A few years ago Sebasta laid out all the difficult things Cal as a whole needs to do to make it work. He has done everything he can do. I agreed wholeheartedly with everything he said. I am clearly dubious that the Cal community will do what is necessary. But the decision isn't to step down. It is a choice to either fully understand what the commitment entails and do that or determine what program you want to have at the resources your community is willing to put in. The Cal community is getting the football program they have paid for. 2 conference co-championships, losing the tie break both times, in 65 years. 15 straight losing records in conference. And a record over 65 years that is basically 5 years under Tedford, 1 year under Snyder, Maybe 3 years under White, and a whole lot of suck otherwise. That is not all on Wilcox.
I don't care if your kid goes to games (and Cal students who don't go to games are not losers) or other kids go to games. (and sorry, but no, the student support for a 30K undergrad student campus with a stadium a 5 minute walk from most student housing is not great unless you compare it to the support from the same campus when that campus had 24K undergrads and even then it struggles to match. Compared to many other schools it falls well short) The bottom line is that we have 65 years of the Cal community not prioritizing revenue sports the way that winning programs do. Support that doesn't come up to half what those programs get. Texas, and Ohio State and Alabama - those schools are not laying out $67M for athletics. Athletics are paid for by their communities. Hey, it was fine when Cal athletics was running $5m deficits and relying on conference payouts while occasionally being the plucky underdog. But now Cal is running $67M deficits and facing a conference realignment that will leave it out. It is put up or shut up time for the Cal community and so far the put up is not enough.
It is frankly so Berkeley to just have a discussion where we talk in vague terms about what needs to be done in this world and then adjourn with no solutions. And they practical questions and solutions are viewed as a buzz kill.
The Cal community is putting X resources into this thing. It needs to put 3X. It needs to decide do we:
1. Continue to put X resources into this thing and continue to get pounded or
2. Continue to put X resources into this thing and compete with others who put X resources into this thing. or
3. Put 3X resources into this thing to compete with those putting 3X resources into this thing.
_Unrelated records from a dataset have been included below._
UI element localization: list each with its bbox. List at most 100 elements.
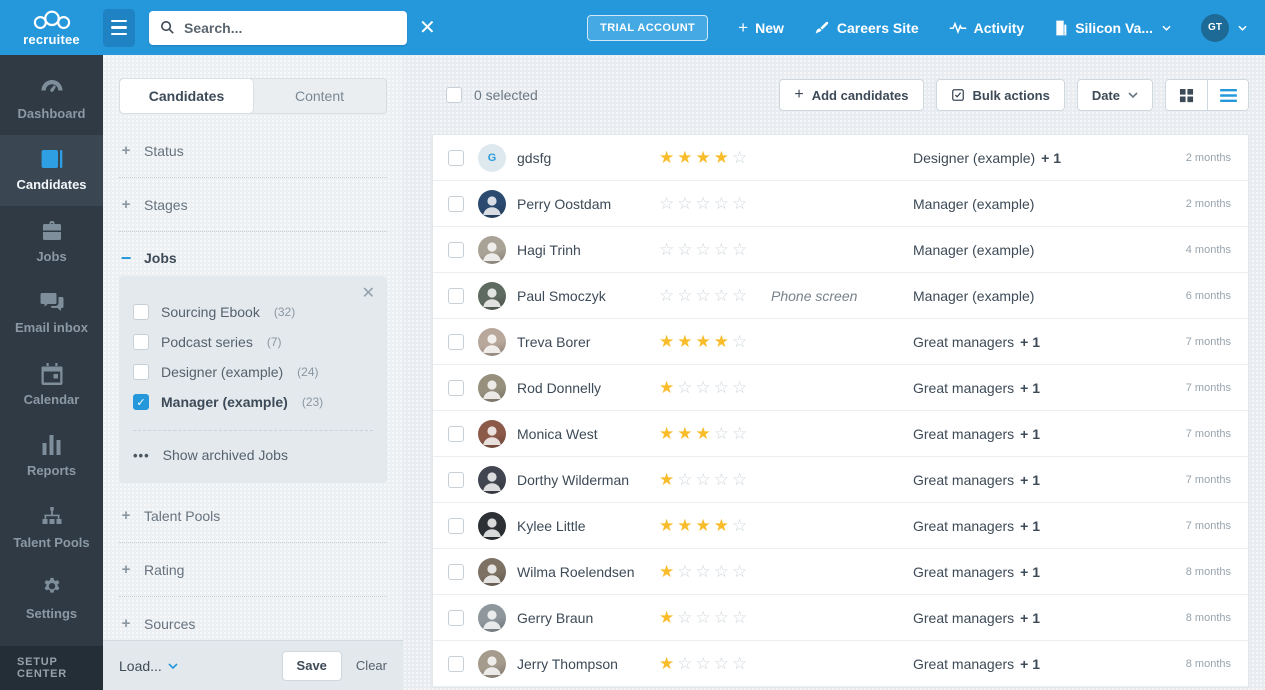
sidebar-item-jobs[interactable]: Jobs (0, 206, 103, 278)
candidate-row[interactable]: Monica West ★★★☆☆ Great managers + 1 7 mo… (433, 411, 1248, 457)
row-checkbox[interactable] (448, 379, 464, 396)
sidebar-item-email-inbox[interactable]: Email inbox (0, 278, 103, 350)
star-filled-icon[interactable]: ★ (659, 470, 677, 489)
star-empty-icon[interactable]: ☆ (677, 378, 695, 397)
star-empty-icon[interactable]: ☆ (696, 240, 714, 259)
rating-stars[interactable]: ★☆☆☆☆ (659, 470, 771, 490)
star-filled-icon[interactable]: ★ (677, 332, 695, 351)
row-checkbox[interactable] (448, 609, 464, 626)
star-filled-icon[interactable]: ★ (714, 516, 732, 535)
candidate-row[interactable]: Wilma Roelendsen ★☆☆☆☆ Great managers + 1… (433, 549, 1248, 595)
checkbox[interactable] (133, 334, 149, 350)
star-empty-icon[interactable]: ☆ (677, 608, 695, 627)
tab-candidates[interactable]: Candidates (120, 79, 253, 113)
rating-stars[interactable]: ★☆☆☆☆ (659, 562, 771, 582)
filter-section-status[interactable]: + Status (119, 124, 387, 177)
star-filled-icon[interactable]: ★ (659, 378, 677, 397)
trial-account-badge[interactable]: TRIAL ACCOUNT (587, 14, 709, 41)
rating-stars[interactable]: ☆☆☆☆☆ (659, 286, 771, 306)
star-empty-icon[interactable]: ☆ (677, 654, 695, 673)
candidate-row[interactable]: Kylee Little ★★★★☆ Great managers + 1 7 m… (433, 503, 1248, 549)
candidate-row[interactable]: Jerry Thompson ★☆☆☆☆ Great managers + 1 8… (433, 641, 1248, 687)
candidate-row[interactable]: Hagi Trinh ☆☆☆☆☆ Manager (example) 4 mon… (433, 227, 1248, 273)
row-checkbox[interactable] (448, 241, 464, 258)
new-button[interactable]: + New (738, 19, 784, 36)
candidate-row[interactable]: Perry Oostdam ☆☆☆☆☆ Manager (example) 2 … (433, 181, 1248, 227)
row-checkbox[interactable] (448, 333, 464, 350)
bulk-actions-button[interactable]: Bulk actions (935, 79, 1065, 111)
row-checkbox[interactable] (448, 655, 464, 672)
rating-stars[interactable]: ☆☆☆☆☆ (659, 240, 771, 260)
add-candidates-button[interactable]: + Add candidates (779, 79, 924, 111)
star-empty-icon[interactable]: ☆ (732, 608, 750, 627)
star-empty-icon[interactable]: ☆ (732, 654, 750, 673)
job-option-designer[interactable]: Designer (example) (24) (133, 358, 373, 386)
star-empty-icon[interactable]: ☆ (696, 608, 714, 627)
star-empty-icon[interactable]: ☆ (659, 286, 677, 305)
candidate-row[interactable]: G gdsfg ★★★★☆ Designer (example) + 1 2 mo… (433, 135, 1248, 181)
candidate-row[interactable]: Rod Donnelly ★☆☆☆☆ Great managers + 1 7 m… (433, 365, 1248, 411)
star-empty-icon[interactable]: ☆ (714, 608, 732, 627)
rating-stars[interactable]: ★★★★☆ (659, 148, 771, 168)
star-filled-icon[interactable]: ★ (659, 332, 677, 351)
candidate-row[interactable]: Treva Borer ★★★★☆ Great managers + 1 7 mo… (433, 319, 1248, 365)
star-filled-icon[interactable]: ★ (714, 332, 732, 351)
star-filled-icon[interactable]: ★ (659, 654, 677, 673)
star-empty-icon[interactable]: ☆ (732, 424, 750, 443)
star-empty-icon[interactable]: ☆ (696, 562, 714, 581)
rating-stars[interactable]: ★☆☆☆☆ (659, 608, 771, 628)
sidebar-item-candidates[interactable]: Candidates (0, 134, 103, 206)
grid-view-button[interactable] (1166, 80, 1207, 110)
star-empty-icon[interactable]: ☆ (732, 286, 750, 305)
filter-section-jobs[interactable]: − Jobs (119, 231, 387, 276)
star-empty-icon[interactable]: ☆ (714, 286, 732, 305)
candidate-row[interactable]: Dorthy Wilderman ★☆☆☆☆ Great managers + 1… (433, 457, 1248, 503)
filter-section-talent-pools[interactable]: + Talent Pools (119, 489, 387, 542)
star-empty-icon[interactable]: ☆ (714, 424, 732, 443)
checkbox[interactable] (133, 304, 149, 320)
search-input[interactable] (184, 19, 397, 36)
star-empty-icon[interactable]: ☆ (714, 194, 732, 213)
star-filled-icon[interactable]: ★ (696, 332, 714, 351)
recruitee-logo[interactable]: recruitee (0, 9, 103, 47)
show-archived-jobs-link[interactable]: ••• Show archived Jobs (133, 431, 373, 467)
star-empty-icon[interactable]: ☆ (659, 240, 677, 259)
star-filled-icon[interactable]: ★ (659, 562, 677, 581)
rating-stars[interactable]: ★★★☆☆ (659, 424, 771, 444)
menu-toggle-button[interactable] (103, 8, 135, 47)
filter-section-rating[interactable]: + Rating (119, 542, 387, 596)
star-empty-icon[interactable]: ☆ (696, 470, 714, 489)
row-checkbox[interactable] (448, 471, 464, 488)
star-empty-icon[interactable]: ☆ (732, 470, 750, 489)
company-switcher[interactable]: Silicon Va... (1054, 20, 1171, 36)
star-filled-icon[interactable]: ★ (659, 148, 677, 167)
checkbox[interactable] (133, 364, 149, 380)
load-filters-button[interactable]: Load... (119, 658, 178, 674)
close-icon[interactable]: ✕ (362, 286, 375, 302)
row-checkbox[interactable] (448, 195, 464, 212)
date-sort-dropdown[interactable]: Date (1076, 79, 1153, 111)
sidebar-item-reports[interactable]: Reports (0, 421, 103, 493)
filter-section-stages[interactable]: + Stages (119, 177, 387, 231)
star-empty-icon[interactable]: ☆ (732, 240, 750, 259)
filter-section-sources[interactable]: + Sources (119, 596, 387, 640)
star-filled-icon[interactable]: ★ (714, 148, 732, 167)
candidate-row[interactable]: Paul Smoczyk ☆☆☆☆☆ Phone screen Manager … (433, 273, 1248, 319)
star-empty-icon[interactable]: ☆ (659, 194, 677, 213)
sidebar-item-settings[interactable]: Settings (0, 564, 103, 636)
job-option-manager[interactable]: Manager (example) (23) (133, 388, 373, 416)
rating-stars[interactable]: ★☆☆☆☆ (659, 654, 771, 674)
star-empty-icon[interactable]: ☆ (732, 562, 750, 581)
star-empty-icon[interactable]: ☆ (677, 470, 695, 489)
row-checkbox[interactable] (448, 517, 464, 534)
star-empty-icon[interactable]: ☆ (696, 194, 714, 213)
star-filled-icon[interactable]: ★ (659, 424, 677, 443)
star-empty-icon[interactable]: ☆ (732, 194, 750, 213)
star-filled-icon[interactable]: ★ (677, 148, 695, 167)
star-empty-icon[interactable]: ☆ (714, 562, 732, 581)
star-empty-icon[interactable]: ☆ (732, 332, 750, 351)
list-view-button[interactable] (1207, 80, 1248, 110)
sidebar-item-talent-pools[interactable]: Talent Pools (0, 492, 103, 564)
star-empty-icon[interactable]: ☆ (696, 378, 714, 397)
star-empty-icon[interactable]: ☆ (677, 194, 695, 213)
The option that is NOT feasible is putting X resources (or stretching to 1.2X resources) into this thing and magically expecting conference championships. Wilcox or not (and oh baby he needs to be fired) that isn't going to happen. The Cal fandom is so massively out of touch with how far behind we are.
And the university is not going to put an additional $50M into football to bring it in line with the revenue that winning schools get from their alums.
Frankly, yes, alums should be put under a very real threat of stepping down in conference because if Cal doesn't do it voluntarily it will be done soon involuntarily. Time to decide how badly they want this.